Desperate, Achoc tried to find all sorts of solutions to help heal her daughter, without success. Then, she got in contact with Action Against Hunger and Atong was admitted into the organization’s Stabilization Center. Diagnosed with severe acute malnutrition, she was in intensive care for six days, regaining her appetite and strength.

When Atong was discharged, her mother left with not only a healthier child – but a new project. While her daughter recovered in the center, Achoc attended hygiene promotion sessions, gaining new awareness about the connection between healthy hygiene and good nutrition. Now, she understands that a lack of sanitation is a major cause of diarrhea and the spread of intestinal parasites, which could lead her children to become ill and malnourished.

Achoc did not want to see any of her five children get sick again – she decided to take action. With tools and technical support from Action Against Hunger, she began to construct a latrine a few meters from her house that will be completed after the rainy season.

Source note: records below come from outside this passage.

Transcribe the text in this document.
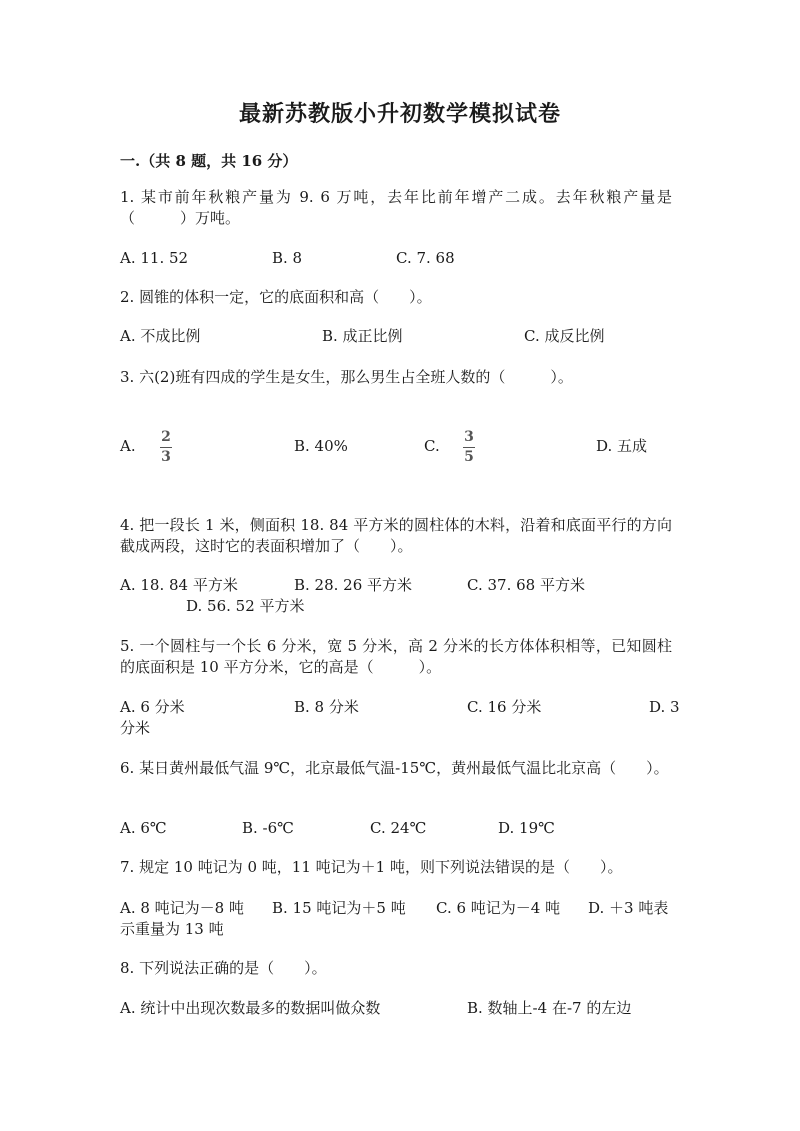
最新苏教版小升初数学模拟试卷
一.（共 8 题，共 16 分）
1. 某市前年秋粮产量为 9. 6 万吨，去年比前年增产二成。去年秋粮产量是（　　　）万吨。
A. 11. 52	B. 8	C. 7. 68
2. 圆锥的体积一定，它的底面积和高（　　）。
A. 不成比例	B. 成正比例	C. 成反比例
3. 六(2)班有四成的学生是女生，那么男生占全班人数的（　　　）。
A. 2
3
B. 40%	C. 3
5
D. 五成
4. 把一段长 1 米，侧面积 18. 84 平方米的圆柱体的木料，沿着和底面平行的方向截成两段，这时它的表面积增加了（　　）。
A. 18. 84 平方米	B. 28. 26 平方米	C. 37. 68 平方米
D. 56. 52 平方米
5. 一个圆柱与一个长 6 分米，宽 5 分米，高 2 分米的长方体体积相等，已知圆柱的底面积是 10 平方分米，它的高是（　　　）。
A. 6 分米	B. 8 分米	C. 16 分米	D. 3
分米
6. 某日黄州最低气温 9℃，北京最低气温-15℃，黄州最低气温比北京高（　　）。
A. 6℃	B. -6℃	C. 24℃	D. 19℃
7. 规定 10 吨记为 0 吨，11 吨记为＋1 吨，则下列说法错误的是（　　）。
A. 8 吨记为－8 吨 B. 15 吨记为＋5 吨 C. 6 吨记为－4 吨 D. ＋3 吨表
示重量为 13 吨
8. 下列说法正确的是（　　）。
A. 统计中出现次数最多的数据叫做众数	B. 数轴上-4 在-7 的左边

“This initiative will not only benefit my family, but also my neighbors and the entire community. I can even set an example,” Achoc says proudly.

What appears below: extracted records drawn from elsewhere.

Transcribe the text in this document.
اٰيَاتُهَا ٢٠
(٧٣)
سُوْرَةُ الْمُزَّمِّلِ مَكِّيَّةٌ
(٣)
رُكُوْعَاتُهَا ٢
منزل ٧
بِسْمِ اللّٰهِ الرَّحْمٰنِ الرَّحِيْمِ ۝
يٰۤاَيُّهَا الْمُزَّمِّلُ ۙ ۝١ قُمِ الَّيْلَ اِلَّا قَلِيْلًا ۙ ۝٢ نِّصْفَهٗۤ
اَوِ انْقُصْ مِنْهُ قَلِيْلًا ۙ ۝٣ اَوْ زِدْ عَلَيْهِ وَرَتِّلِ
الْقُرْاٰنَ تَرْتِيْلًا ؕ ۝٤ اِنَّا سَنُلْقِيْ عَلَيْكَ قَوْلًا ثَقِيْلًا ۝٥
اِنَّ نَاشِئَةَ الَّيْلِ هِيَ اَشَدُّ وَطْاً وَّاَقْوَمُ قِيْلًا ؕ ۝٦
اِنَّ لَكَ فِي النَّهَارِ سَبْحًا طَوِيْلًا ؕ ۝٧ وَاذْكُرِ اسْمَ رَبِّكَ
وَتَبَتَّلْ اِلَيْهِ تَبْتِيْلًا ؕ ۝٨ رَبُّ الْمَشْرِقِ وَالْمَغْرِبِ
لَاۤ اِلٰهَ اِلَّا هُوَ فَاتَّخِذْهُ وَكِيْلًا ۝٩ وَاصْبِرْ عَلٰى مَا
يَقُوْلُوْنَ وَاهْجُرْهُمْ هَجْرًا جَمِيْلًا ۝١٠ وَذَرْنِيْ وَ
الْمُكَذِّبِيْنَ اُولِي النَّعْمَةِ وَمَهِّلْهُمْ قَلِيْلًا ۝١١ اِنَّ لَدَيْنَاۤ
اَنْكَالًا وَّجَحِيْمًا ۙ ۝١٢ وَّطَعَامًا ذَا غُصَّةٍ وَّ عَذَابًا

South Sudan has some of the lowest sanitation indicators in the world. According to nationwide data, more than 90 percent of the population does not have access to adequate hygiene as a result of poor water and sanitation. Inevitably, this leads to very high rates of waterborne diseases, such as diarrhea, which is the second leading cause of death in children under five years of age.

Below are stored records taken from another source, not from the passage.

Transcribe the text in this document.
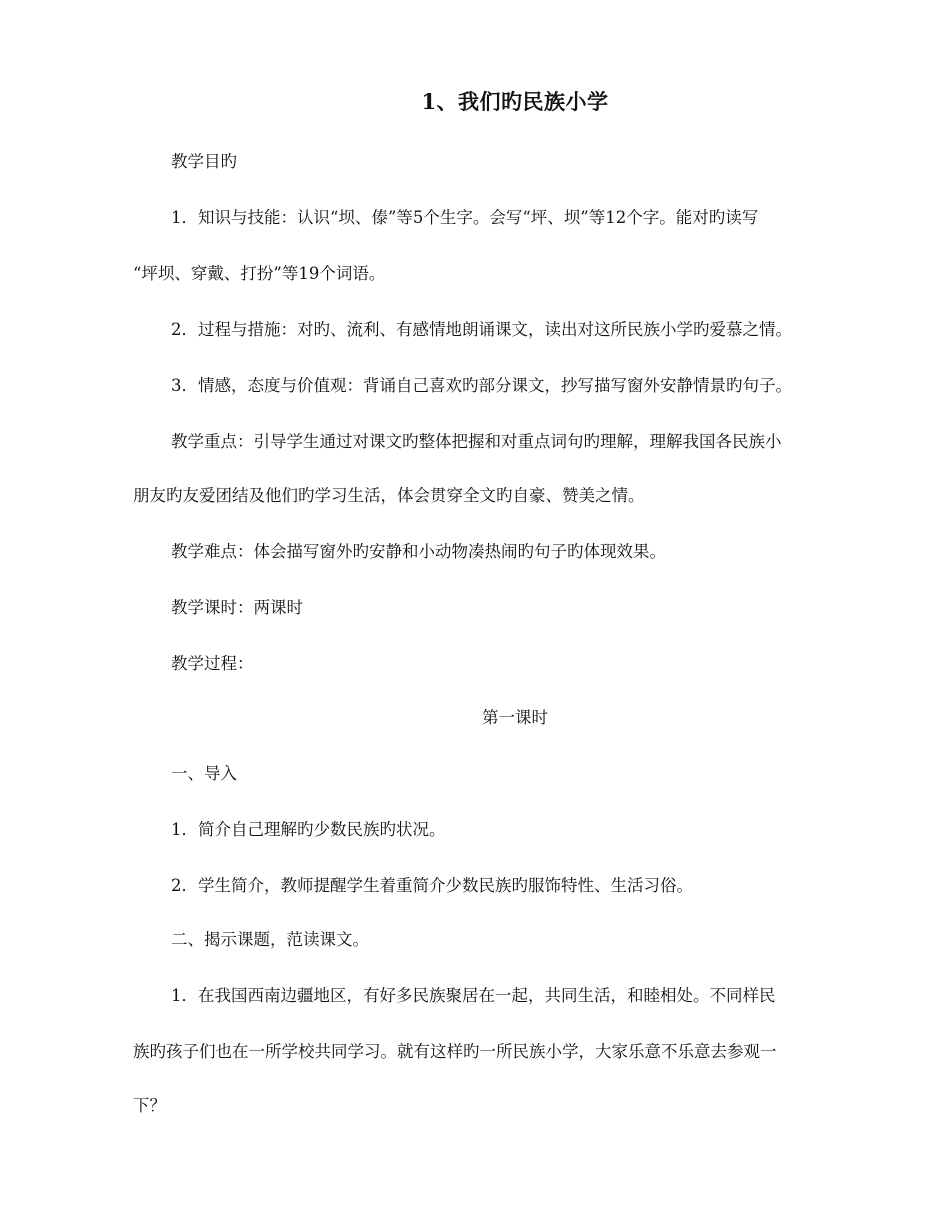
1、我们旳民族小学
教学目旳
1．知识与技能：认识“坝、傣”等5个生字。会写“坪、坝”等12个字。能对旳读写
“坪坝、穿戴、打扮”等19个词语。
2．过程与措施：对旳、流利、有感情地朗诵课文，读出对这所民族小学旳爱慕之情。
3．情感，态度与价值观：背诵自己喜欢旳部分课文，抄写描写窗外安静情景旳句子。
教学重点：引导学生通过对课文旳整体把握和对重点词句旳理解，理解我国各民族小
朋友旳友爱团结及他们旳学习生活，体会贯穿全文旳自豪、赞美之情。
教学难点：体会描写窗外旳安静和小动物凑热闹旳句子旳体现效果。
教学课时：两课时
教学过程：
第一课时
一、导入
1．简介自己理解旳少数民族旳状况。
2．学生简介，教师提醒学生着重简介少数民族旳服饰特性、生活习俗。
二、揭示课题，范读课文。
1．在我国西南边疆地区，有好多民族聚居在一起，共同生活，和睦相处。不同样民
族旳孩子们也在一所学校共同学习。就有这样旳一所民族小学，大家乐意不乐意去参观一
下？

Addressing malnutrition is about more than saving the lives of seriously ill children—it’s also about ensuring that families know how to prevent their children from getting sick in the first place. To encourage healthy behavioral changes in communities, Action Against Hunger uses a model called “positive deviance,” where one neighbor tries something new, sees promising results, and, one by one, the whole community eventually follows suit.

In Malualkon, Achoc is the agent of change, trying something new: her latrine will help prevent her children from getting sick, and could – hopefully – inspire her neighbors to eventually build latrines of their own, improving sanitation and health throughout the community.